As agriculture is considered to be the main vehicle towards industry-led economy, the livestock sector undoubtedly becomes of greater importance in many respects. It plays roles from creating jobs, increasing hard currency inflow to technology and knowledge transfer. And various incentives are attached to elicit those involved in the sector.
A move to surge sector’s potential is a 75 million USD worth state-of-the-art abattoir lying on 75 hectares land by an Indian investment Allana Sons Frigorifico Boran Foods PLC at Adami Tulu town of Oromia State which is nearing completion.
In an exclusive interview with The Ethiopian Herald, Company General Manager Vijay Dongare said the realization of the company would assist in improving the quality of life of the surrounding community apart from helping to meet national aspirations.
He added: “The company will export 300 tons of processed meat product per day.”
According to Vijay, the company is eyeing US, Europe and mainly the Middle East as its export destinations.
He also said Allana decided to invest in Ethiopia for two major reasons, abundant animal resource and government support.
He said since the company would apply advanced equipment, no body part of the slaughtered animal is disposed. “Bones and blood will also be processed for export as plate food.”
Besides export income and 3,000 jobs, he said the company would be involved in community developing building schools, health institutions as well as supplying potable water.

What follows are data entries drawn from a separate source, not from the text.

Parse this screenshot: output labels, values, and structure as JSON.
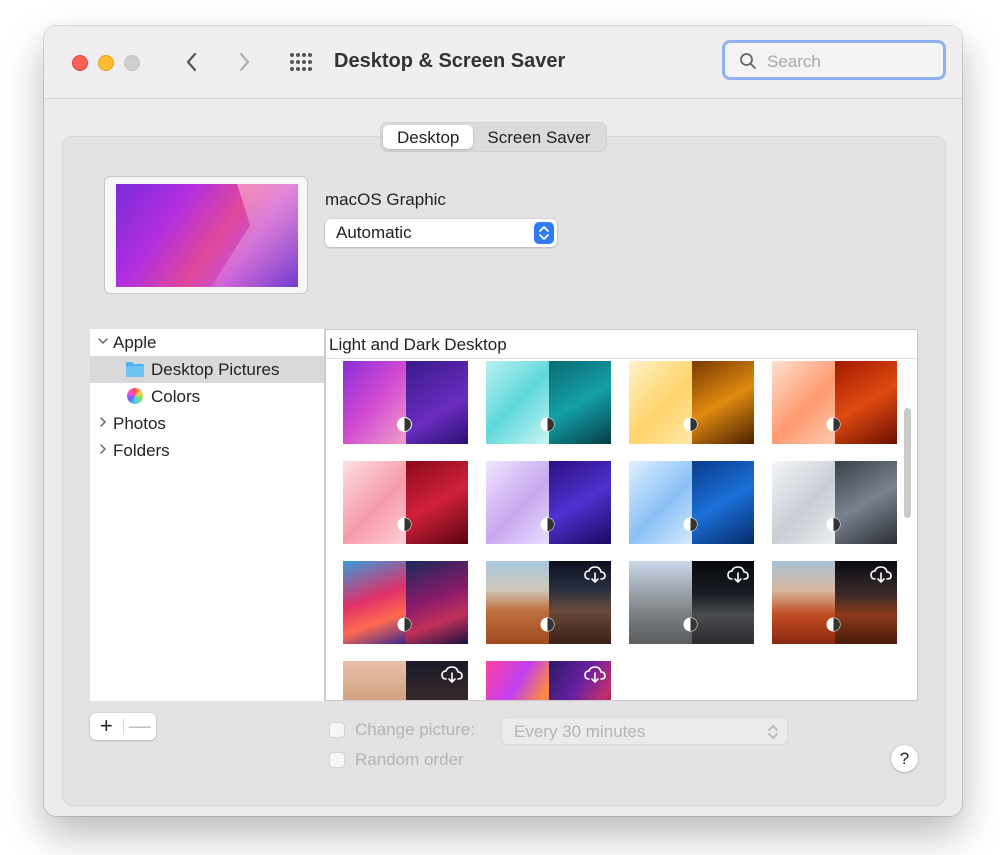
{
  "window": {
    "title": "Desktop & Screen Saver",
    "search_placeholder": "Search"
  },
  "tabs": [
    {
      "label": "Desktop",
      "active": true
    },
    {
      "label": "Screen Saver",
      "active": false
    }
  ],
  "current_wallpaper": {
    "name": "macOS Graphic",
    "mode": "Automatic"
  },
  "sidebar": {
    "items": [
      {
        "label": "Apple",
        "expanded": true
      },
      {
        "label": "Desktop Pictures",
        "selected": true,
        "icon": "folder-icon"
      },
      {
        "label": "Colors",
        "icon": "color-wheel-icon"
      },
      {
        "label": "Photos",
        "expanded": false
      },
      {
        "label": "Folders",
        "expanded": false
      }
    ]
  },
  "browser": {
    "section_title": "Light and Dark Desktop",
    "thumbnails": [
      {
        "theme": "monterey-purple",
        "badge": "dynamic-icon"
      },
      {
        "theme": "teal",
        "badge": "dynamic-icon"
      },
      {
        "theme": "yellow",
        "badge": "dynamic-icon"
      },
      {
        "theme": "orange",
        "badge": "dynamic-icon"
      },
      {
        "theme": "red",
        "badge": "dynamic-icon"
      },
      {
        "theme": "lavender",
        "badge": "dynamic-icon"
      },
      {
        "theme": "blue",
        "badge": "dynamic-icon"
      },
      {
        "theme": "silver",
        "badge": "dynamic-icon"
      },
      {
        "theme": "big-sur-graphic",
        "badge": "dynamic-icon"
      },
      {
        "theme": "rock-formation",
        "badge": "dynamic-icon",
        "download": "cloud-download-icon"
      },
      {
        "theme": "gray-rock",
        "badge": "dynamic-icon",
        "download": "cloud-download-icon"
      },
      {
        "theme": "red-rock",
        "badge": "dynamic-icon",
        "download": "cloud-download-icon"
      },
      {
        "theme": "sunset-rock",
        "download": "cloud-download-icon"
      },
      {
        "theme": "neon",
        "download": "cloud-download-icon"
      }
    ]
  },
  "footer": {
    "add_label": "+",
    "remove_label": "—",
    "change_picture_label": "Change picture:",
    "interval_value": "Every 30 minutes",
    "random_order_label": "Random order",
    "help_label": "?"
  },
  "colors": {
    "accent": "#2f7cf6",
    "close": "#fe5f57",
    "minimize": "#febc2e",
    "zoom_disabled": "#d0d0d0",
    "search_focus": "#8fb1ec"
  }
}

EMDIDI Director General Haileselassie Weres said for his part the establishment of the company would scale up country’s technological capacity, knowledge transfer, income generation and job creation, among others.
According to Haileselassie, the expansion of advanced abattoir and other dairy farm industries would enable the country utilize its enormous resources.
He added that the government is working in the areas of animal resource development, infrastructure, market availability, curbing red-tape and ending livestock contraband.
A two-day tour to major abattoir investment at Dukem, Modjo, Zeway and Adami Tulu of Oromia State flickers hope that the nation is on track to utilize its livestock potential.